Find a basis for $\mathbb C^3$ so that the following matrix is in triangular form:
\begin{pmatrix} 0 & 1 & 0 \\ 0 & 0 & 1 \\ 1 & 0 & 0 \end{pmatrix}
What are the eigenvalues?
I found the eigenvalues to be $\lambda_1 = 1, \lambda_2 = \frac{1}{2}(-1 - i \sqrt{3} ), \lambda_3 = \frac{1}{2}(-1 + i \sqrt{3} ).$ And the eigenvectors to be $$\begin{pmatrix}1\\ 1\\ 1 \end{pmatrix}, \begin{pmatrix}\frac{ -(\sqrt{3} + i)^2}{4}\\ \frac{ i(\sqrt{3} + i)}{2}\\ 1 \end{pmatrix},\begin{pmatrix} \frac{ 2i}{\sqrt{3} - i}\\ \frac{ -2i}{\sqrt{3} + i}\\ 1 \end{pmatrix}$$ But still I do not know how this will help me to find a basis for $\mathbb C^3$ so that the given matrix is in triangular form. I was told that I may find a dual basis, but still I do not know what exactly the steps I should do. Could anyone help me in solving this problem please? (not necessarily using dual basis and probably using an elegant and clean general way of doing this)
My calculations showed the following:
(Kindly try yourself and verify these results)
Eigenvalue: $\lambda_1 = 1$
Eigenvector for $\lambda_1 = 1$:
We solve the equation $$ (A - \lambda_1 I) \mathbf{x} = \mathbf{0} $$
The RREF of $A - \lambda_1 I$ is obtained as $$ R_1 = \left[ \begin{array}{ccc} 1 & 0 & -1 \\ 0 & 1 & -1 \\ 0 & 0 & 0 \\ \end{array} \right] $$
Thus, we solve the equations $$ x_1 - x_3 = 0, \ \ x_2 - x_3 = 0 $$
Easy to see that we get an eigenvector by taking $x_3$ as a free variable and setting $x_3 = 1$.

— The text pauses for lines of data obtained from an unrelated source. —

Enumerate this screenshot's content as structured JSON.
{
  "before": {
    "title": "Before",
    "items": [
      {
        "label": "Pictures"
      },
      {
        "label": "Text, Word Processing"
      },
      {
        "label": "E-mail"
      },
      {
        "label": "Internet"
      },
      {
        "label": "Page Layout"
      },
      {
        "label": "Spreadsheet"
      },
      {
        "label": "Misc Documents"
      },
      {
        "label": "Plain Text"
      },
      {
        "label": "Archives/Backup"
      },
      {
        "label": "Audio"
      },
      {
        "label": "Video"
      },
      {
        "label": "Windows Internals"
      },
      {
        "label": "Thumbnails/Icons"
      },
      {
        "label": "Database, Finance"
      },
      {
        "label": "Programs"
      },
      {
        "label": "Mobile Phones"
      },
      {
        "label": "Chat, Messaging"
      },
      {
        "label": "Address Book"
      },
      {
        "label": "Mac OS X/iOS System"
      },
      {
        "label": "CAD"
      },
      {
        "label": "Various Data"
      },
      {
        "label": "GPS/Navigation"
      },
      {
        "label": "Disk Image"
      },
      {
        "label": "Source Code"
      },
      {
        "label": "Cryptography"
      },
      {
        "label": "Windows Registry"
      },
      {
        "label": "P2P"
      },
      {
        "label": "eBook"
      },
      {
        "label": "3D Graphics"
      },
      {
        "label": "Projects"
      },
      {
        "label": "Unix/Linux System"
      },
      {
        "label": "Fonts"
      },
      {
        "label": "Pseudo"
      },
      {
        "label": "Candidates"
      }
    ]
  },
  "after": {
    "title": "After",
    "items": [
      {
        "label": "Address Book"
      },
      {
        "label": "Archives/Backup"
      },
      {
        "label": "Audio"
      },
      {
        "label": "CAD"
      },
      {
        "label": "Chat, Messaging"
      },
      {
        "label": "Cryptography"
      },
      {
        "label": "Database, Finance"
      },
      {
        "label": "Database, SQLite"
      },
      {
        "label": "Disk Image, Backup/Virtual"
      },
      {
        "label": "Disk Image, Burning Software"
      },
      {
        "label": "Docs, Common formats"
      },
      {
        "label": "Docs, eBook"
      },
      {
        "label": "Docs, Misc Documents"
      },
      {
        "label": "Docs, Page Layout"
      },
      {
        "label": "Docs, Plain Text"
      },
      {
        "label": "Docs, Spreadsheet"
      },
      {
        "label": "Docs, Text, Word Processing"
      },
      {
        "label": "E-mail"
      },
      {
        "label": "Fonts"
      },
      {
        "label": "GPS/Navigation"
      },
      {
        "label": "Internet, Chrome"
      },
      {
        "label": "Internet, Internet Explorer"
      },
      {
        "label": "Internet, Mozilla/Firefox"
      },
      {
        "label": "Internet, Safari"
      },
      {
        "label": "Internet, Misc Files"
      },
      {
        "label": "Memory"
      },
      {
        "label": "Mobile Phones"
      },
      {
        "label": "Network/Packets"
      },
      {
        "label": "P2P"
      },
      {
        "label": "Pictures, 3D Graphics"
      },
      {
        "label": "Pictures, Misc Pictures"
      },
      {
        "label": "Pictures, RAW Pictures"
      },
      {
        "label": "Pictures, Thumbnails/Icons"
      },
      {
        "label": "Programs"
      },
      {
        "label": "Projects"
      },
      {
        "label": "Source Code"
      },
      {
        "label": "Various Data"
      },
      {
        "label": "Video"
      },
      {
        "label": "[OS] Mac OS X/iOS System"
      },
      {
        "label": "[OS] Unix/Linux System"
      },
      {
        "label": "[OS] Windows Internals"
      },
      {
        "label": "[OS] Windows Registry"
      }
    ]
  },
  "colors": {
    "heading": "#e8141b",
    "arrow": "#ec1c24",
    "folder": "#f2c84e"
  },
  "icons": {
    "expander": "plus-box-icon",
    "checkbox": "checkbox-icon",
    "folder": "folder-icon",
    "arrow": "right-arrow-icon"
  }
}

Thus, we get the eigenvector $$\mathbf{v}_1 = \left[ \begin{array}{c} 1 \\ 1 \\ 1 \\ \end{array} \right] $$
Eigenvalue: $\lambda_2 = -{1 \over 2} - i {\sqrt{3} \over 2} $
Eigenvector for the eigenvalue $\lambda_2$:
We solve the equation $$ (A - \lambda_2 I) \mathbf{x} = \mathbf{0} $$
It is easy to verify that RREF of $A-\lambda_2 I$ is obtained as $$ R_2 = \left[ \begin{array}{ccc} 1 & 0 & {1 \over 2} + i {\sqrt{3} \over 2} \\[2mm] 0 & 1 & {1 \over 2} - i {\sqrt{3} \over 2} \\[2mm] 0 & 0 & 0 \\[2mm] \end{array} \right] $$
Thus, we get an eigenvector as:
$$\mathbf{v}_2 = \left[ \begin{array}{c} -{1 \over 2} - i {\sqrt{3} \over 2} \\ -{1 \over 2} + i {\sqrt{3} \over 2} \\ 1 \\ \end{array} \right] $$
Eigenvalue: $\lambda_3 = \bar{\lambda}_2 = -{1 \over 2} + i {\sqrt{3} \over 2} $
Eigenvector for $\lambda_3$:
We solve the equation $$ (A - \lambda_3 I) \mathbf{x} = \mathbf{0} $$
It is easy to see that RREF of $A - \lambda_3$ is obtained as $$ R_3 = \left[ \begin{array}{ccc} 1 & 0 & {1 \over 2} - i {\sqrt{3} \over 2} \\[2mm] 0 & 1 & {1 \over 2} + i {\sqrt{3} \over 2} \\[2mm] 0 & 0 & 0 \\[2mm] \end{array} \right] $$
Hence, we get an eigenvector as: $$\mathbf{v}_3 = \bar{\mathbf{v}}_2 = \left[ \begin{array}{c} -{1 \over 2} + i {\sqrt{3} \over 2} \\ -{1 \over 2} - i {\sqrt{3} \over 2} \\ 1 \\ \end{array} \right] $$
Form the modal matrix:
$$ P = \left[ \matrix{ \mathbf{v}_1 & \mathbf{v}_2 & \mathbf{v}_3 \cr} \right] $$
The eigenvectors $\mathbf{v}_1, \mathbf{v}_2, \mathbf{v}_3$ are linearly independent, since they correspond to different eigenvalues.
It is easy to verify that $$ P^{-1} A P = D = \left[ \begin{array}{ccc} \lambda_1 & 0 & 0 \\ 0 & \lambda_2 & 0 \\ 0 & 0 & \lambda_3 \\ \end{array} \right] $$